If you find yourself rooted in this mindset, then debt snowball might be right for you because it focuses on a long-term goal while also providing you with short-time success. You will see the results happen right in front of your eyes and this could spur you on to continue. This is important, because without that motivation boost and without those visible results, you may start using your additional income to spend on luxuries and not to clear your debts.
When is Debt Snowball the Worst Option?
As discussed under out Debt Snowball Calculator section above, this strategy can ignore high-interest debts in favor of debt with small balances. If your debt is mainly credit card or loan based, this shouldn’t be a major problem. However, if you have a credit card with a massive balance and interest rate, as well as a few small loans and installment plans, it could be.
In this case, you’re allowing your credit card balance to go unchecked while you focus on small interest loans. You will still pay off debt in the long-run, but it will cost you much more than if you were to focus on that credit card debt in the first place.

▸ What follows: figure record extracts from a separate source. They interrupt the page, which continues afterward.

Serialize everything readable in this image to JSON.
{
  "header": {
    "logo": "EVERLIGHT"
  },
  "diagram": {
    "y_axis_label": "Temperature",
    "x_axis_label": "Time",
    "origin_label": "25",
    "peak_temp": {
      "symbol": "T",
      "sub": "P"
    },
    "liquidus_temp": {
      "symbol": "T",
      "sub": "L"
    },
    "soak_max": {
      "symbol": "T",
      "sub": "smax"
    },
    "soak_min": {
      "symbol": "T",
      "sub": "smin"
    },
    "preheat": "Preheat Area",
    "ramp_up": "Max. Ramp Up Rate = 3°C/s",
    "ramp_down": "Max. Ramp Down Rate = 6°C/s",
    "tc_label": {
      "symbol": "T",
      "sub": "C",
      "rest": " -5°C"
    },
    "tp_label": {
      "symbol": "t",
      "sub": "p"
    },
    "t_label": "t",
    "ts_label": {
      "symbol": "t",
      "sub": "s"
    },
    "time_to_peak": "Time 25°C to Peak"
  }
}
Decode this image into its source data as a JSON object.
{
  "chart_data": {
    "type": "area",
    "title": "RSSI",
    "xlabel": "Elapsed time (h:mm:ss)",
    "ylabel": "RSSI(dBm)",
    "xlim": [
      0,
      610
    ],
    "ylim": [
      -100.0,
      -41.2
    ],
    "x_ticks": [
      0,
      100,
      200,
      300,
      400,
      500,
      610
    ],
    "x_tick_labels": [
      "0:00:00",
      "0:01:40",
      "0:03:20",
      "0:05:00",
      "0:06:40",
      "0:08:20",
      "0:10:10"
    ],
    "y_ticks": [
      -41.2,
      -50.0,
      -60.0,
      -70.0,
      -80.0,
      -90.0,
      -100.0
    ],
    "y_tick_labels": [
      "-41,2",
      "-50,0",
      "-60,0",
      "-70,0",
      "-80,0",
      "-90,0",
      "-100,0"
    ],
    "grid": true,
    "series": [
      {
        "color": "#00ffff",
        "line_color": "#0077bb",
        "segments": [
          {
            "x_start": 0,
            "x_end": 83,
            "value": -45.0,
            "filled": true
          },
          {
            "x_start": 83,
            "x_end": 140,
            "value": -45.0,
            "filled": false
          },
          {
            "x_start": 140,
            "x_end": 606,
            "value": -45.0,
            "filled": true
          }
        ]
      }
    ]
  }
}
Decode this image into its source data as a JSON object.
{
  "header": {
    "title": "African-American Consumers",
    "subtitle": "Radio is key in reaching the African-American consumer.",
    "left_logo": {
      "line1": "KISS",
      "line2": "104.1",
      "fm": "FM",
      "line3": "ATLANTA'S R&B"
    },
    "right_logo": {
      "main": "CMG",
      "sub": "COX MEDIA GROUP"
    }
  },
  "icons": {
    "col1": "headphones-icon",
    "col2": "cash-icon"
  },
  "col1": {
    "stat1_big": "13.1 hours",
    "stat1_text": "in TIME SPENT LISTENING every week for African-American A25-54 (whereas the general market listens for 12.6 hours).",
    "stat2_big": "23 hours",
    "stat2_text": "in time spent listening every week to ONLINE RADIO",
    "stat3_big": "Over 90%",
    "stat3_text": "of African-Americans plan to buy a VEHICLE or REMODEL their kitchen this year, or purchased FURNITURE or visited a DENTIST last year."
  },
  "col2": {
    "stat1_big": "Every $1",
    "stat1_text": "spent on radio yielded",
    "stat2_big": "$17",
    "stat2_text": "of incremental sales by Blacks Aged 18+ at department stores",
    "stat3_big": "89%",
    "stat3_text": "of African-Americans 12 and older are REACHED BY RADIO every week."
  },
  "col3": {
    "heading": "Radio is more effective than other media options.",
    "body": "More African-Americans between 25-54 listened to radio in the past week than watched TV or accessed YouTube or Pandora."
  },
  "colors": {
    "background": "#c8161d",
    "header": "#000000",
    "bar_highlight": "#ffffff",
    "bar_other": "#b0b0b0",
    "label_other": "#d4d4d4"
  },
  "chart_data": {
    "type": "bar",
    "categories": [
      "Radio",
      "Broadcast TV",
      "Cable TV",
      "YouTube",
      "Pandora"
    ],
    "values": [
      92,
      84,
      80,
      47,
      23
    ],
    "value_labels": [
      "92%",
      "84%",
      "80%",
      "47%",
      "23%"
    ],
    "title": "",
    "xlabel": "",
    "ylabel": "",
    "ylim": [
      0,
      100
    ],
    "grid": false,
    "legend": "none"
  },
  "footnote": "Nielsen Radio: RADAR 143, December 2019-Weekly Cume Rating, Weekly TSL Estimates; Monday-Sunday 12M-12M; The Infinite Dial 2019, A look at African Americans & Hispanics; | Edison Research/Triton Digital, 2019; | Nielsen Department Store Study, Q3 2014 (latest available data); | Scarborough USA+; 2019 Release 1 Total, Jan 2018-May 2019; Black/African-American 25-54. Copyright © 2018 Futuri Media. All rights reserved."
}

If your minimum payments are at their biggest with debts that won’t be touched for months or years, maybe it’s not the right strategy for you.
Summary: Is the Debt Snowball Strategy Right For you?
The problem with debt is that we tend to focus on the smaller picture. If we have debts of $30,000 costing $500 a month and generating over $20,000 in total interest, logic dictates that a sudden windfall of $30,000 should be used to clear those debts. It would save $500 a month and $20,000 over the term.
However, the vast majority of debtors would sooner put that money towards a car, home or vacation, seeing the cost of the debt as $500 a month and not $20,000 over several years.
The debt snowball method may not make much financial sense over the long-term, but the same can be said for loans, interest, debt consolidation and everything else that we willingly subject ourselves to. The point is that it creates small, achievable milestones; it makes the impossible possible, and that’s why it still serves a purpose when compared to the avalanche strategy.